Well, signing out a Humvee might’ve been suspicious. It’s a shame about Jeeps being replaced. I’ll ditch this later and find lower profile transportation home.

The man encountered sparse traffic on State Route 58 (the Bakersfield-Barstow Highway), smoke columns rising in his rear-view mirror back at the Lindbergh Special Projects Army Base or possibly neighboring Edwards Air Force Base. His destination on the orders read Bakersfield, but he continued through Barstow, California onto Interstate 15 northeast.

So, I’m in California, same place as last I remember in ’75. I’ve got quite a trip before seeing Kansas again.

Peterson viewed time indications from one hanging paper calendar and a few electronic bank clocks. This was apparently Tuesday, July 2nd, 1996.

Boy, I put in my own twenty years as Rip Van Winkle.


Hank Peterson bought a Greyhound bus ticket near Las Vegas, Nevada, after abandoning the Ranger and changing into civvies in one bathroom, but kept sunglasses on examining the familiar face in a mirror. The Army maintained his deceased body well enough, suntanned skin looking only slightly greenish in spots easily concealed under makeup, damages by bullets and holes they left all repaired from cosmetic surgery or the Gravedigger serum’s slow regenerative properties. After some 20 years inside the machine, Hank had tapped into a few classified files on the special project spawning one undead CIA assassin.
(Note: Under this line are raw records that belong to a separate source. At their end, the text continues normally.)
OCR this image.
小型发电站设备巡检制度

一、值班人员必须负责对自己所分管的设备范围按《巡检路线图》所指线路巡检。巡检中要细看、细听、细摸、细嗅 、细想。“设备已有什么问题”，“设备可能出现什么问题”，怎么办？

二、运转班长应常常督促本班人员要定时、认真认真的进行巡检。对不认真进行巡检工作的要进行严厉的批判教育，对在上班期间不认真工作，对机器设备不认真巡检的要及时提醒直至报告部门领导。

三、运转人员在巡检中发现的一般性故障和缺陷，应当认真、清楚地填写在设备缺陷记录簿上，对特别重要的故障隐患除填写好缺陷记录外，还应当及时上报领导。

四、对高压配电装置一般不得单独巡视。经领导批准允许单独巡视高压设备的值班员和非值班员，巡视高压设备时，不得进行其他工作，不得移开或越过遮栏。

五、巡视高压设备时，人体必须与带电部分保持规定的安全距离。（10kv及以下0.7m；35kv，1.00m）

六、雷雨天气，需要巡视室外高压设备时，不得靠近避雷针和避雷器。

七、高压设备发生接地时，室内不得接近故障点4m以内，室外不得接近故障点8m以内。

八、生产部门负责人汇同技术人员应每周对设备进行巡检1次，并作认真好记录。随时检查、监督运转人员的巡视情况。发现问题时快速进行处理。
Apparently none of the other subjects responded positively to the serum made from reverse-engineered UFO technology. Those men went berserk and attacked Army personnel. Bitten victims soon acted just as homicidal and everyone infected, aside from yours truly, was liquidated. The brass never did figure out why I was their one success.

Replacing the glasses after glancing at those eyes when no one else was around, Peterson pulled on that leather sheepskin-lined bomber-style jacket over the white shirt, above blue jeans and white sneakers. He exited the bathroom with his duffle bag to board the east-bound bus that would take I-15 toward Utah. Everywhere there were police with semi-automatic and automatic rifles, more than he had seen in rural California, large newer signs warning civilians that certain aspects of martial law were in effect during this national emergency. He never asked too many questions to avoid drawing attention toward self.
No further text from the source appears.